Datasets

An overview of the data we currently collect.

Currently we have many different scripts which allow us to track the political debate in social and traditional media. The goal is to scale those data collections up over time to collect more and more parts of the swiss political discourse in as many different channels as possible.

Twitter Data

  • The Twitter Data consists of over 1'700 accounts from multiple parties, organizations, politicians as well as tweets from any account containing specific hashtags through Twitters officialAPI.
  • Data is collected continuously and currently includes 3.2 million tweets since the beginning of 2019

Facebook Data

  • The data from fcebook only contains openly accessible/public Facebook pages of national parties, politicians , newspapers and other pages and groups collected through an API made available by CrowdTangle.
  • Data is collected continuously since the beginning of 2020 and includes over 680'000 posts starting form 2018 on onwards from over 300 different pages.

SRF Arena Subtitles

  • For the SRF Arena debates on TV, we have a collection of subtitles (2010-2019), allowing to analyse what political actors say.
  • This corpus consists of around 45 shows per year.

Newspaper Articles

  • We collect all newspaper articles from over 85 different newspapers in Switzerland through an API made available by the SMD (Schweizerische Mediendatenbank).
  • Collection began in mid 2019 and includes all articles from every newspaper since the beginning of 2012 which totals to over 11 million articles.

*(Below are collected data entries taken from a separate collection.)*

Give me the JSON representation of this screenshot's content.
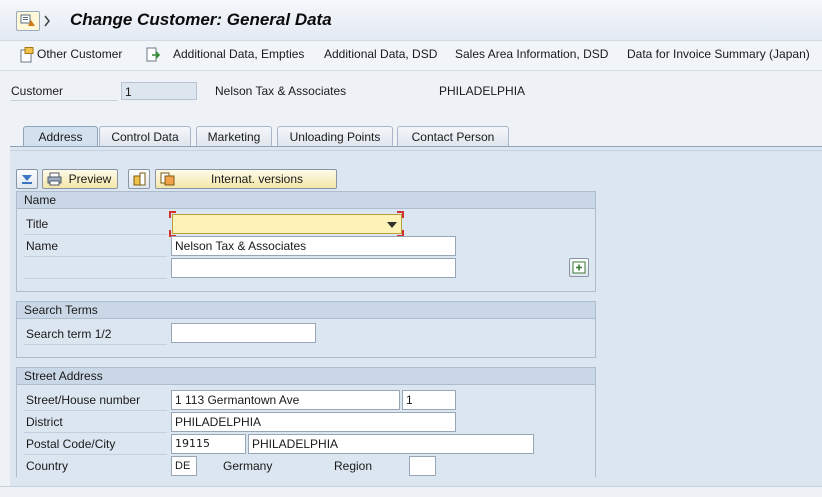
{
  "window": {
    "title": "Change Customer: General Data"
  },
  "toolbar": {
    "other_customer": "Other Customer",
    "additional_data_empties": "Additional Data, Empties",
    "additional_data_dsd": "Additional Data, DSD",
    "sales_area_info": "Sales Area Information, DSD",
    "invoice_summary": "Data for Invoice Summary (Japan)"
  },
  "header": {
    "customer_label": "Customer",
    "customer_number": "1",
    "customer_name": "Nelson Tax & Associates",
    "customer_city": "PHILADELPHIA"
  },
  "tabs": [
    {
      "label": "Address",
      "active": true
    },
    {
      "label": "Control Data",
      "active": false
    },
    {
      "label": "Marketing",
      "active": false
    },
    {
      "label": "Unloading Points",
      "active": false
    },
    {
      "label": "Contact Person",
      "active": false
    }
  ],
  "actions": {
    "preview": "Preview",
    "internat_versions": "Internat. versions"
  },
  "name_group": {
    "header": "Name",
    "title_label": "Title",
    "title_value": "",
    "name_label": "Name",
    "name_value": "Nelson Tax & Associates",
    "name2_value": ""
  },
  "search_group": {
    "header": "Search Terms",
    "search_label": "Search term 1/2",
    "search_value": ""
  },
  "street_group": {
    "header": "Street Address",
    "street_label": "Street/House number",
    "street_value": "1 113 Germantown Ave",
    "house_value": "1",
    "district_label": "District",
    "district_value": "PHILADELPHIA",
    "postal_label": "Postal Code/City",
    "postal_value": "19115",
    "city_value": "PHILADELPHIA",
    "country_label": "Country",
    "country_value": "DE",
    "country_name": "Germany",
    "region_label": "Region",
    "region_value": ""
  },
  "colors": {
    "required_field": "#fdf2b8",
    "panel_bg": "#dbe6f1",
    "button_accent": "#f4e6a8"
  }
}
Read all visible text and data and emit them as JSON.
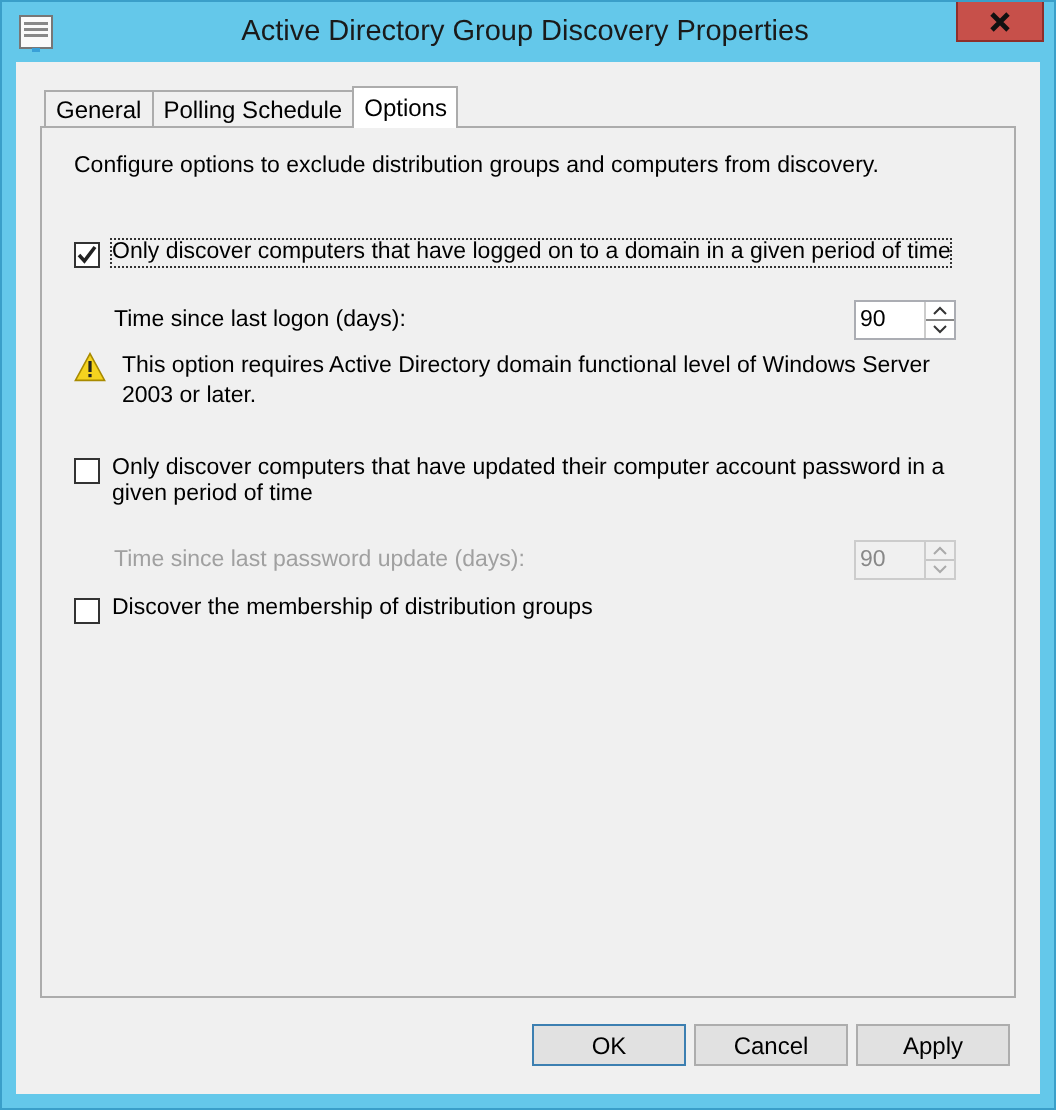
{
  "window": {
    "title": "Active Directory Group Discovery Properties"
  },
  "tabs": [
    {
      "label": "General",
      "selected": false
    },
    {
      "label": "Polling Schedule",
      "selected": false
    },
    {
      "label": "Options",
      "selected": true
    }
  ],
  "description": "Configure options to exclude distribution groups and computers from discovery.",
  "options": [
    {
      "kind": "checkbox",
      "label": "Only discover computers that have logged on to a domain in a given period of time",
      "checked": true,
      "focused": true
    },
    {
      "kind": "spinner",
      "label": "Time since last logon (days):",
      "value": "90",
      "disabled": false
    },
    {
      "kind": "warning",
      "text": "This option requires Active Directory domain functional level of Windows Server 2003 or later."
    },
    {
      "kind": "checkbox",
      "label": "Only discover computers that have updated their computer account password in a given period of time",
      "checked": false,
      "focused": false
    },
    {
      "kind": "spinner",
      "label": "Time since last password update (days):",
      "value": "90",
      "disabled": true
    },
    {
      "kind": "checkbox",
      "label": "Discover the membership of distribution groups",
      "checked": false,
      "focused": false
    }
  ],
  "buttons": [
    {
      "label": "OK",
      "default": true
    },
    {
      "label": "Cancel",
      "default": false
    },
    {
      "label": "Apply",
      "default": false
    }
  ]
}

Parliamentary Debates and Affairs

  • Since mid 2020 we collect all parliamentary debates and affairs from the swiss national parliament through two web scrapers which collect new debates and affairs.
  • The parliamentary speeches cover all debates of the Council of States and National Council since beginning of 2000 until today which includes over 48'000 debates.
  • The parliamentary affairs cover all affairs filed to the Swiss national parliament since the beginning of 2000 until today which includes over 39'000 affairs.

Press Releases and RSS-Feeds

  • This data includes available RSS feeds or data scraped by web scrapers from websites of parties organizations and the government to track their press releases.
  • Data is continuously collected for all major parties and organizations since the beginning of 2018 and includes over 50'000 press releases and over 43'000 rss messages.